If, on the other hand, you simply want to have a gun because it’s one of your rights as an American citizen, I would ask you to weigh exercising that right against the possibilities of what can go wrong. You have the right to bear arms whether or not you choose to bring a gun into your home. You also have the right (depending on your neighborhood) to keep a tiger as a pet. I would not recommend it as a good idea–especially with children around.

Second, for those who feel strongly that they need a gun, I urge you to accept the responsibility for owning a deadly weapon, and lock it up securely–and separately from the ammunition. A recent study by the University of North Carolina at Chapel Hill found that 36% of parents who own guns store them loaded. 45% don’t use gun locks. I’ve been told by a gun-owning dad, “If I need that gun to protect my family, I need to be able to get to it quick.” Understood. But then, understand this: when you’re not looking, your kids will get to it quicker. What then?

The closet is a place to hang your clothes, not a secure storage facility for a gun. Neither is a drawer or under the bed. And, as the charges mentioned above indicate, keeping a gun in a place where a child can get to it is a crime. And 43% of parents with guns say they don’t use a gun locker or other secure storage location to protect their kids from their weapons. In fact, one mom told me, “I guess we’ve just been lucky so far that Jakey hasn’t found it.” This blew me away–she was leaving her child’s life up to “luck.”

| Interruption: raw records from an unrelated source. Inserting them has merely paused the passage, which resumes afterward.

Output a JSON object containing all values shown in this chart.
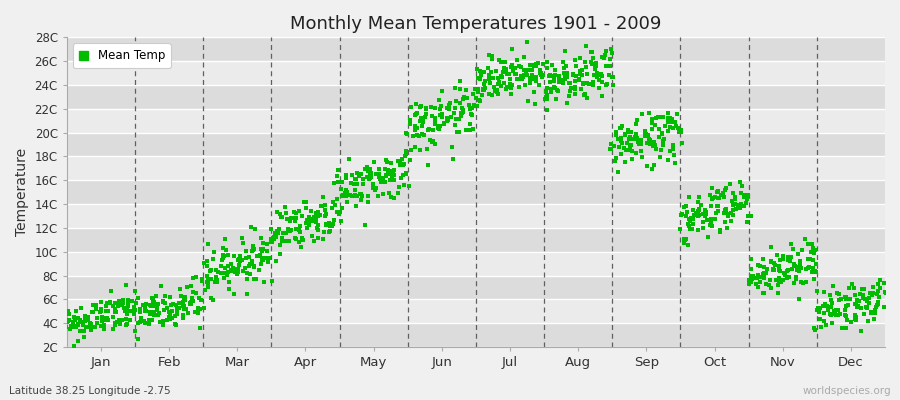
{
  "title": "Monthly Mean Temperatures 1901 - 2009",
  "ylabel": "Temperature",
  "xlabel_subtitle": "Latitude 38.25 Longitude -2.75",
  "watermark": "worldspecies.org",
  "legend_label": "Mean Temp",
  "dot_color": "#00bb00",
  "dot_size": 5,
  "bg_color": "#f0f0f0",
  "plot_bg_light": "#ebebeb",
  "plot_bg_dark": "#dcdcdc",
  "ylim": [
    2,
    28
  ],
  "yticks": [
    2,
    4,
    6,
    8,
    10,
    12,
    14,
    16,
    18,
    20,
    22,
    24,
    26,
    28
  ],
  "ytick_labels": [
    "2C",
    "4C",
    "6C",
    "8C",
    "10C",
    "12C",
    "14C",
    "16C",
    "18C",
    "20C",
    "22C",
    "24C",
    "26C",
    "28C"
  ],
  "months": [
    "Jan",
    "Feb",
    "Mar",
    "Apr",
    "May",
    "Jun",
    "Jul",
    "Aug",
    "Sep",
    "Oct",
    "Nov",
    "Dec"
  ],
  "month_means": [
    4.5,
    5.2,
    9.0,
    12.5,
    16.0,
    21.0,
    24.8,
    24.5,
    19.5,
    13.5,
    8.5,
    5.5
  ],
  "month_trends": [
    0.012,
    0.012,
    0.015,
    0.015,
    0.015,
    0.015,
    0.012,
    0.012,
    0.015,
    0.015,
    0.012,
    0.012
  ],
  "month_stds": [
    0.8,
    1.0,
    1.0,
    1.0,
    1.0,
    1.2,
    1.0,
    1.0,
    1.2,
    1.1,
    1.0,
    0.9
  ],
  "n_years": 109,
  "seed": 42,
  "vline_color": "#606060",
  "hline_color": "#ffffff",
  "vline_lw": 0.9,
  "hline_lw": 1.0
}
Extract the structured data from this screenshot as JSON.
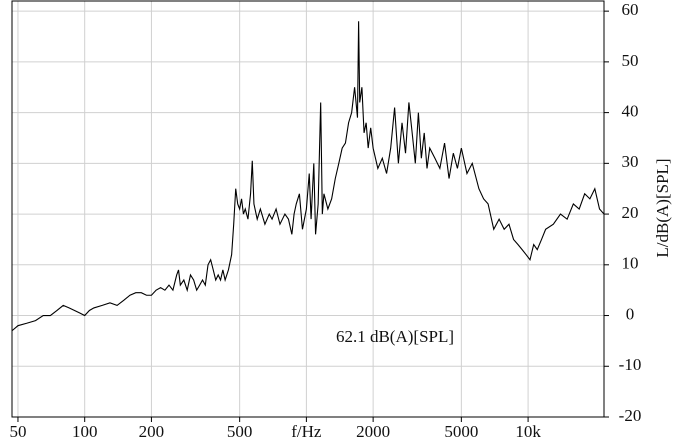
{
  "chart_data": {
    "type": "line",
    "y_label": "L/dB(A)[SPL]",
    "annotation": "62.1 dB(A)[SPL]",
    "xscale": "log",
    "grid": true,
    "color": "#000000",
    "xlim": [
      47,
      22000
    ],
    "ylim": [
      -20,
      62
    ],
    "xticks": [
      50,
      100,
      200,
      500,
      {
        "value": 1000,
        "label": "f/Hz"
      },
      2000,
      5000,
      {
        "value": 10000,
        "label": "10k"
      }
    ],
    "yticks": [
      -20,
      -10,
      0,
      10,
      20,
      30,
      40,
      50,
      60
    ],
    "x": [
      47,
      50,
      55,
      60,
      65,
      70,
      75,
      80,
      85,
      90,
      95,
      100,
      105,
      110,
      120,
      130,
      140,
      150,
      160,
      170,
      180,
      190,
      200,
      210,
      220,
      230,
      240,
      250,
      260,
      265,
      270,
      280,
      290,
      300,
      310,
      320,
      330,
      340,
      350,
      360,
      370,
      380,
      390,
      400,
      410,
      420,
      430,
      445,
      460,
      470,
      480,
      490,
      500,
      510,
      520,
      530,
      545,
      560,
      570,
      580,
      600,
      620,
      650,
      680,
      700,
      730,
      760,
      800,
      830,
      860,
      880,
      900,
      930,
      960,
      1000,
      1030,
      1050,
      1080,
      1100,
      1130,
      1160,
      1180,
      1200,
      1250,
      1300,
      1350,
      1400,
      1450,
      1500,
      1550,
      1600,
      1650,
      1700,
      1720,
      1740,
      1780,
      1820,
      1860,
      1900,
      1950,
      2000,
      2100,
      2200,
      2300,
      2400,
      2500,
      2600,
      2700,
      2800,
      2900,
      3000,
      3100,
      3200,
      3300,
      3400,
      3500,
      3600,
      3800,
      4000,
      4200,
      4400,
      4600,
      4800,
      5000,
      5300,
      5600,
      6000,
      6300,
      6600,
      7000,
      7400,
      7800,
      8200,
      8600,
      9000,
      9400,
      9800,
      10200,
      10600,
      11000,
      11500,
      12000,
      13000,
      14000,
      15000,
      16000,
      17000,
      18000,
      19000,
      20000,
      21000,
      22000
    ],
    "values": [
      -3,
      -2,
      -1.5,
      -1,
      0,
      0,
      1,
      2,
      1.5,
      1,
      0.5,
      0,
      1,
      1.5,
      2,
      2.5,
      2,
      3,
      4,
      4.5,
      4.5,
      4,
      4,
      5,
      5.5,
      5,
      6,
      5,
      8,
      9,
      6,
      7,
      5,
      8,
      7,
      5,
      6,
      7,
      6,
      10,
      11,
      9,
      7,
      8,
      7,
      9,
      7,
      9,
      12,
      18,
      25,
      22,
      21,
      23,
      20,
      21,
      19,
      24,
      30.5,
      22,
      19,
      21,
      18,
      20,
      19,
      21,
      18,
      20,
      19,
      16,
      20,
      22,
      24,
      17,
      21,
      28,
      19,
      30,
      16,
      22,
      42,
      20,
      24,
      21,
      23,
      27,
      30,
      33,
      34,
      38,
      40,
      45,
      39,
      58,
      42,
      45,
      36,
      38,
      33,
      37,
      33,
      29,
      31,
      28,
      33,
      41,
      30,
      38,
      32,
      42,
      36,
      30,
      40,
      31,
      36,
      29,
      33,
      31,
      29,
      34,
      27,
      32,
      29,
      33,
      28,
      30,
      25,
      23,
      22,
      17,
      19,
      17,
      18,
      15,
      14,
      13,
      12,
      11,
      14,
      13,
      15,
      17,
      18,
      20,
      19,
      22,
      21,
      24,
      23,
      25,
      21,
      20
    ]
  }
}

… which brings me to my third point. If you insist on keeping a deadly weapon in a home with children, teach your kids how to respect it. This should include knowing how to recognize if a gun is loaded, and how to load, unload, clean, transport, and use the gun only in company of adult who also knows how to use it, and when to keep hands off (any time a weapons-trained adult is not present). Kids should be made aware of the irreparable damage guns can do, and that they must be treated with great care–not played with like they see actors do on tv. Accidents can happen, and they do, all too often. Just like they did for that little 4-year-old girl who lived near me.